Arch Pavilion – Parametric Structure
Concept Overview
The core concept of this pavilion is the arch, which also gives the project its name. I chose the arch for its timeless geometry, ease of fabrication, structural efficiency, and long-term durability—qualities that reduce maintenance and environmental impact. In the Queen Victoria Garden, where many monuments and traditional structures are present, the arch becomes a bridge between heritage and modernity. My aim was to reinterpret this classical form into a contemporary pavilion that resonates with Melbourne’s urban identity while still echoing the garden’s historical context.

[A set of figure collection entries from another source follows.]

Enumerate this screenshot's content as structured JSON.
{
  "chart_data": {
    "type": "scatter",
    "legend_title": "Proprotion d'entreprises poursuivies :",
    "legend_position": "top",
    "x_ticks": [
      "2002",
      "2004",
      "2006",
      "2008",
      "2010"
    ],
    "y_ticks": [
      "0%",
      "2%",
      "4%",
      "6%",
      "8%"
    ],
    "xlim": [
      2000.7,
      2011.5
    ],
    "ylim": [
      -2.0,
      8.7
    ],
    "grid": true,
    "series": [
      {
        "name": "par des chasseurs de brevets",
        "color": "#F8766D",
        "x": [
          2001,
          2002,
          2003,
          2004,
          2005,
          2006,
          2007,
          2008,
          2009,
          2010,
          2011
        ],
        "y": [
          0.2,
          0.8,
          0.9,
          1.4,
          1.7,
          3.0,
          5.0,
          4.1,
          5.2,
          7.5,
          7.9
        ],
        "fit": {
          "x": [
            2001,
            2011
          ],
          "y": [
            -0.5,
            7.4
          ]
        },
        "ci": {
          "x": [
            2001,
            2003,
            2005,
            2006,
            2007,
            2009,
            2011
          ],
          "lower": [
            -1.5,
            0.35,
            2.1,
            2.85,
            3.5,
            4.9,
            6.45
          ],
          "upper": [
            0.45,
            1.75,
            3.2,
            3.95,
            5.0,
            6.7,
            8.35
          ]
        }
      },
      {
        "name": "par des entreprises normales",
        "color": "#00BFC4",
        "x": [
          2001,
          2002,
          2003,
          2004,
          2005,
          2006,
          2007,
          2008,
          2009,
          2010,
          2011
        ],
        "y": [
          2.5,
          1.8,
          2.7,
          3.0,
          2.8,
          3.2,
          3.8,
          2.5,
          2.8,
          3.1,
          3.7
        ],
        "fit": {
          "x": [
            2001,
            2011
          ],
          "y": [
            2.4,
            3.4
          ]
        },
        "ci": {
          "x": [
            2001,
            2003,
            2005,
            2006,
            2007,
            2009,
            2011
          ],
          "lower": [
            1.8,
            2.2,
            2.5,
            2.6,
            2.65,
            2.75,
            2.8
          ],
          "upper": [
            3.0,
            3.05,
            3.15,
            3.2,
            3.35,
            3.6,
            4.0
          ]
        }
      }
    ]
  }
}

Circulation and Thresholds
The circulation consists of two primary paths: one following the existing garden route through the pavilion, and another entering directly from the pavilion’s front. Secondary circulation emerges between arches of varying sizes, allowing free movement through porous, layered spaces. The density of the structure decreases outward, creating an open central gathering space surrounded by lighter peripheral zones. A directional axis subtly aligns the pavilion toward the NGV, grounding it within its site orientation.
Inside and outside movement zones support walking, staying, and informal activities, with the outer threshold kept within the flower-bed boundary. Enlarged structural supports form seating, and a gentle slope near the entrance offers a natural viewing lawn. Integrated lighting at the base of supports and along a central structural pipe casts soft illumination across the pavilion’s main activity areas.
Design Strategy
The form is generated through a combination of Kangaroo and Pufferfish. Kangaroo simulations first produce tensile meshes whose inflated edges naturally form arches aligned with the concept. Pufferfish is then used to create connecting lines—also arch-shaped—between selected edges. After filtering out lines that obstruct circulation or visual clarity, the chosen curves are thickened into pipes and merged with the mesh framework to create the final spatial system.